Le 30 mars, un tribunal militaire a condamné trois soldats à mort et trois autres à la détention à perpétuité pour leur participation présumée à la tentative de coup d’État de décembre 2014. Le procès s’est déroulé à huis clos ; les médias et des observateurs indépendants se sont vu interdire d’y assister.
Répression fondée sur l’orientation sexuelle présumée
En octobre 2014, une loi introduisant des peines de réclusion à perpétuité pour « homosexualité aggravée » a été promulguée en Gambie. Le mois suivant, Amnesty International a recensé au moins huit cas de personnes arrêtées et torturées parce qu’elles étaient soupçonnées d’être homosexuelles.
Non-respect des cadres internationaux de protection des droits humains
La Gambie n’a pas pris en compte les demandes de la communauté internationale en faveur d’une enquête conjointe indépendante sur les événements qui ont suivi le coup d’État, notamment la résolution adoptée par la Commission africaine des droits de l’homme et des peuples en février, sollicitant une invitation afin de mener une mission d’établissement des faits.
En avril, le gouvernement gambien a rejeté 78 des 171 recommandations formulées lors de l’Examen périodique universel (EPU) de l’ONU à Genève. Figuraient notamment des recommandations sur les restrictions injustifiées imposées au droit à la liberté d’expression, sur les disparitions forcées, la peine de mort et le recours à la torture visant à museler la dissidence.
Un changement très attendu
En raison de la situation politique et économique en Gambie, on constate une nette hausse du nombre de migrants qui entreprennent un voyage périlleux vers l’Europe. Selon un rapport de Frontex, en 2014, la Gambie comptait parmi les six premiers pays d’émigration illégale vers l’Europe par voie de mer, alors que sa population est l’une des moins nombreuses de la région.
L’organisation demande au gouvernement gambien de libérer toutes les personnes détenues illégalement, à moins qu’elles ne soient inculpées d’infractions pénales dûment définies par la loi et jugées dans le cadre de procès équitables, et de libérer tous les prisonniers d’opinion. Il doit également mettre fin à la torture et à la répression ciblant les défenseurs des droits humains et les journalistes.

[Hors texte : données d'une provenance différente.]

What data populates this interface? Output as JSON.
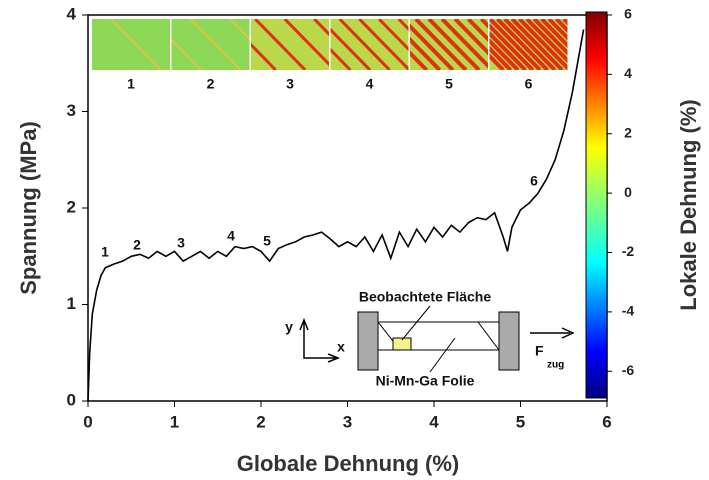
{
  "chart_data": {
    "type": "line",
    "x_label": "Globale Dehnung (%)",
    "y_label": "Spannung (MPa)",
    "x": [
      0,
      0.02,
      0.05,
      0.1,
      0.15,
      0.2,
      0.3,
      0.4,
      0.5,
      0.6,
      0.7,
      0.8,
      0.9,
      1.0,
      1.1,
      1.2,
      1.3,
      1.4,
      1.5,
      1.6,
      1.7,
      1.8,
      1.9,
      2.0,
      2.1,
      2.2,
      2.3,
      2.4,
      2.5,
      2.6,
      2.7,
      2.8,
      2.9,
      3.0,
      3.1,
      3.2,
      3.3,
      3.4,
      3.5,
      3.6,
      3.7,
      3.8,
      3.9,
      4.0,
      4.1,
      4.2,
      4.3,
      4.4,
      4.5,
      4.6,
      4.7,
      4.8,
      4.85,
      4.9,
      5.0,
      5.1,
      5.2,
      5.3,
      5.4,
      5.5,
      5.6,
      5.7,
      5.73
    ],
    "series": [
      {
        "name": "Spannung",
        "color": "#000000",
        "values": [
          0,
          0.5,
          0.9,
          1.15,
          1.3,
          1.38,
          1.42,
          1.45,
          1.5,
          1.52,
          1.48,
          1.55,
          1.5,
          1.55,
          1.45,
          1.5,
          1.55,
          1.48,
          1.55,
          1.5,
          1.6,
          1.58,
          1.6,
          1.55,
          1.45,
          1.58,
          1.62,
          1.65,
          1.7,
          1.72,
          1.75,
          1.68,
          1.6,
          1.65,
          1.6,
          1.7,
          1.55,
          1.72,
          1.48,
          1.75,
          1.6,
          1.78,
          1.65,
          1.8,
          1.7,
          1.82,
          1.75,
          1.85,
          1.9,
          1.88,
          1.95,
          1.7,
          1.55,
          1.8,
          1.98,
          2.05,
          2.15,
          2.3,
          2.5,
          2.8,
          3.2,
          3.7,
          3.85
        ]
      }
    ],
    "xlim": [
      0,
      6
    ],
    "ylim": [
      0,
      4
    ],
    "xticks": [
      0,
      1,
      2,
      3,
      4,
      5,
      6
    ],
    "yticks": [
      0,
      1,
      2,
      3,
      4
    ],
    "point_labels": [
      "1",
      "2",
      "3",
      "4",
      "5",
      "6"
    ],
    "image_labels": [
      "1",
      "2",
      "3",
      "4",
      "5",
      "6"
    ],
    "colorbar": {
      "label": "Lokale Dehnung (%)",
      "clim": [
        -6.9,
        6.1
      ],
      "ticks": [
        6,
        4,
        2,
        0,
        -2,
        -4,
        -6
      ]
    },
    "inset": {
      "area": "Beobachtete Fläche",
      "foil": "Ni-Mn-Ga Folie",
      "y_axis": "y",
      "x_axis": "x",
      "force": "F",
      "force_sub": "zug"
    }
  }
}
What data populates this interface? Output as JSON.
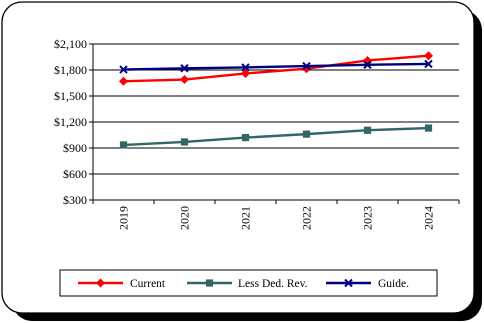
{
  "chart_data": {
    "type": "line",
    "categories": [
      "2019",
      "2020",
      "2021",
      "2022",
      "2023",
      "2024"
    ],
    "series": [
      {
        "name": "Current",
        "values": [
          1670,
          1690,
          1760,
          1815,
          1910,
          1965
        ],
        "color": "#ff0000",
        "marker": "diamond"
      },
      {
        "name": "Less Ded. Rev.",
        "values": [
          935,
          970,
          1020,
          1060,
          1105,
          1130
        ],
        "color": "#336666",
        "marker": "square"
      },
      {
        "name": "Guide.",
        "values": [
          1805,
          1820,
          1830,
          1845,
          1860,
          1870
        ],
        "color": "#000080",
        "marker": "x"
      }
    ],
    "ylim": [
      300,
      2100
    ],
    "yticks": [
      300,
      600,
      900,
      1200,
      1500,
      1800,
      2100
    ],
    "ytick_labels": [
      "$300",
      "$600",
      "$900",
      "$1,200",
      "$1,500",
      "$1,800",
      "$2,100"
    ],
    "title": "",
    "xlabel": "",
    "ylabel": "",
    "grid": "horizontal",
    "legend_position": "bottom"
  }
}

« Après 21 ans de régime répressif, les violations des droits humains en Gambie se multiplient. La communauté internationale et la Communauté économique des États de l’Afrique de l’Ouest (CEDEAO) ont le devoir de se pencher sur le bilan désastreux du pays en termes de droits humains, en vue de protéger la population et de limiter l’instabilité dans la région », a déclaré Sabrina Mahtani.